The fourth type of contract addressed in the article is the mandate or service contract, which is as well regulated in the Code of Obligations. The main characteristic of these contracts is the agreement of the service provider, such as a lawyer or physician, to carry out the contractually agreed services. A compensation is only payable if agreed or customary and a service contract can be terminated by each party at any time.
Fifth, the article proceeds with an overview over the two means of securing the performance of a third party which are the suretyship and guarantee. The article describes the strict form and other requirements for a suretyship to be valid and explains the various types of suretyships, which are governed in Articles 495 to 498 of the Code of Obligations. In contrast to suretyship, no form requirement must be met for a guarantee to be valid.
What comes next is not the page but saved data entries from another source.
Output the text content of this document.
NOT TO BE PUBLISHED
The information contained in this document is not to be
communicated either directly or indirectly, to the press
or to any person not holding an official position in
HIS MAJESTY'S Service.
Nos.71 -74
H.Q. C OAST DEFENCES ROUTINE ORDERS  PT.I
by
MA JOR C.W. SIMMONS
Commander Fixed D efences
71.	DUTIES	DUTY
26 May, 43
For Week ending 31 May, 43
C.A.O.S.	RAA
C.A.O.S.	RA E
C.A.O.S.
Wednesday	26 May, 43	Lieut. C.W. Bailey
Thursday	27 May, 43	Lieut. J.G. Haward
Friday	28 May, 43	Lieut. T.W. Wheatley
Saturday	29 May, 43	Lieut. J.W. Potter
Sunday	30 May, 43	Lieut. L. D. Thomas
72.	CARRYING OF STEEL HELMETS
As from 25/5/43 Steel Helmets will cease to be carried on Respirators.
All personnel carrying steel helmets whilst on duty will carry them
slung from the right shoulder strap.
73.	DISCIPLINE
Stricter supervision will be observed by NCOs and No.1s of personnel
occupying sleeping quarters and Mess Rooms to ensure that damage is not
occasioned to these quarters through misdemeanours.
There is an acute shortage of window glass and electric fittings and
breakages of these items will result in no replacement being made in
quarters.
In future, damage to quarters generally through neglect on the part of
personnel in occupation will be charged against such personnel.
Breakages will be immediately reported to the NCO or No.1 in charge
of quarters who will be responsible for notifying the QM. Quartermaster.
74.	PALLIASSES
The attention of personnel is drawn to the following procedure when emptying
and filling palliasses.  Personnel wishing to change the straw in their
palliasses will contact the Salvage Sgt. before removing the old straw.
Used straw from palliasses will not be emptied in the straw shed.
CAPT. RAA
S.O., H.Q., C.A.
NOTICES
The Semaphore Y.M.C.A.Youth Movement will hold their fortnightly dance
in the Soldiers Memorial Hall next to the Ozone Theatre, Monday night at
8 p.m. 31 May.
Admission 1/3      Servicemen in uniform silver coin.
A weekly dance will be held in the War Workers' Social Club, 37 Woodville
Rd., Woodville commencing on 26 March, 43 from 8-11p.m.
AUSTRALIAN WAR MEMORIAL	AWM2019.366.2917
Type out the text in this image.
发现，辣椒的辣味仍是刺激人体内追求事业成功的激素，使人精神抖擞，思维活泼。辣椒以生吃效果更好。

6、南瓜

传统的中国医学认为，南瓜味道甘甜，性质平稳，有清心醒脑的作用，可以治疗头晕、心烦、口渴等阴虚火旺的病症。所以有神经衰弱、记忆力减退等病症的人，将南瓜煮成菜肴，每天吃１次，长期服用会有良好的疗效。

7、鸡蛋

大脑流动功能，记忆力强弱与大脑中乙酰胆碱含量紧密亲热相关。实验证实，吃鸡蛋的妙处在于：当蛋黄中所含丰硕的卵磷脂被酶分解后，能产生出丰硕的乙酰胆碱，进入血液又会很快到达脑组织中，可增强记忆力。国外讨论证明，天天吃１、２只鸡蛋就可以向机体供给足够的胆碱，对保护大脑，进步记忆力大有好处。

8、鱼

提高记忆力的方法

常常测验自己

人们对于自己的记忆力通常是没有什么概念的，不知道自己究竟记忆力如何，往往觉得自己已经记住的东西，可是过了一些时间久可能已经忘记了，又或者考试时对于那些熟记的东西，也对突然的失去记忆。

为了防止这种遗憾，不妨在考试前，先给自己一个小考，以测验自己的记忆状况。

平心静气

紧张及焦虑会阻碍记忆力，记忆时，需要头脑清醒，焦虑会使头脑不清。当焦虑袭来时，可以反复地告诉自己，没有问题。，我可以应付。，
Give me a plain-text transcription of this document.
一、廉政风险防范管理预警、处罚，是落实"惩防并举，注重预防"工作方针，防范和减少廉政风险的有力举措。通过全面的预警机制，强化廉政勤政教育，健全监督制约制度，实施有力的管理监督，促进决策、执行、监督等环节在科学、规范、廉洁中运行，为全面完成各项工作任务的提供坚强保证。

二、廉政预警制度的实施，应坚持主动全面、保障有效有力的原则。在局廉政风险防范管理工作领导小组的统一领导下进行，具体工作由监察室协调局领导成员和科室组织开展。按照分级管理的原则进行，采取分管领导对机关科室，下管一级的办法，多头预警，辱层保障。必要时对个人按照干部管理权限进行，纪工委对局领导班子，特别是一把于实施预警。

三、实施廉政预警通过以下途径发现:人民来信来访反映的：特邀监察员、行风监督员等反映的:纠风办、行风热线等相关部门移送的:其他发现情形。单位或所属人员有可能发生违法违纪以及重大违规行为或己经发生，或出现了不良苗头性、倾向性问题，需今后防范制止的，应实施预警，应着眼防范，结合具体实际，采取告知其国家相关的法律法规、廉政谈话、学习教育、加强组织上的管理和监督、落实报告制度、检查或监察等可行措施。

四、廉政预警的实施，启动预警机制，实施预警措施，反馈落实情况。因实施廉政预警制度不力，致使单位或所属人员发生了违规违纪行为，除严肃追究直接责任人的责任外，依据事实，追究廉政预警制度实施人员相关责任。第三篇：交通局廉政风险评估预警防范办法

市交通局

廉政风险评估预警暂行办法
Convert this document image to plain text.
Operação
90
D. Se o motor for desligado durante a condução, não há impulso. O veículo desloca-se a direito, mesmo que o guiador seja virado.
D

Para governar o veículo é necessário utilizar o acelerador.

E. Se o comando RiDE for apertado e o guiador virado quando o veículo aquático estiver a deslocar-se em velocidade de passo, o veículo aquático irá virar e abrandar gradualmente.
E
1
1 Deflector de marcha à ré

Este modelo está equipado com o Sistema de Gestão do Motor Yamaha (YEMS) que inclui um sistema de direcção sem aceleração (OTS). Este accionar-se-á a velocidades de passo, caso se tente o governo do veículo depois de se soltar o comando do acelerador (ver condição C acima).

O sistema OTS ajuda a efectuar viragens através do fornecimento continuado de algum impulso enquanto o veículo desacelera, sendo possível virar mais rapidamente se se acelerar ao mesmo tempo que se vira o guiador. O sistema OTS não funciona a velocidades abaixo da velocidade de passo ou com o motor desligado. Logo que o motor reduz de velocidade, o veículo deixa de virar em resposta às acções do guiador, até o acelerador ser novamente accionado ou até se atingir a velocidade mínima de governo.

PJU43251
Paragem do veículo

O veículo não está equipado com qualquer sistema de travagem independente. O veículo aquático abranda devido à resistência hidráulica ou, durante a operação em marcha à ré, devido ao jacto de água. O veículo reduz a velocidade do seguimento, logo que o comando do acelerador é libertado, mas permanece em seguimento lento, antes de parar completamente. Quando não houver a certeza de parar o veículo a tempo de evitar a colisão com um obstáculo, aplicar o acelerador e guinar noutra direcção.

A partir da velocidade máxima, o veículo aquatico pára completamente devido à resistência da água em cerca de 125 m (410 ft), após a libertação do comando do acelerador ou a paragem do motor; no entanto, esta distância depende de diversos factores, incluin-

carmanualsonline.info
The article addresses the often occurring difficulties in deciding whether a security is to be construed as a guarantee or as a suretyship and points out that the construction primarily depends on the intent of the parties and the purpose of the contract.
The sixth type of contracts addressed is the contractual joint venture governed by Articles 530 to 551 of the Code of Obligations. Under Swiss law, contractual joint venture exists, if at least two persons pursue a common purpose with common efforts or means, provided that no other form of organization regulated by the Code of Obligations applies. In order to establish a contractual joint venture no formal procedure needs to be followed and there are no legal requirements as to the minimum capital or management structure. The rights and obligations of the parties to the joint venture are described in detail in the article.
Finally, the article concludes with a short overview over the license agreement, which is not specifically governed by the Code of Obligations and by which the licensor concedes to the licensee the use and utilization of an intellectual property right or technical or commercial trade secrets.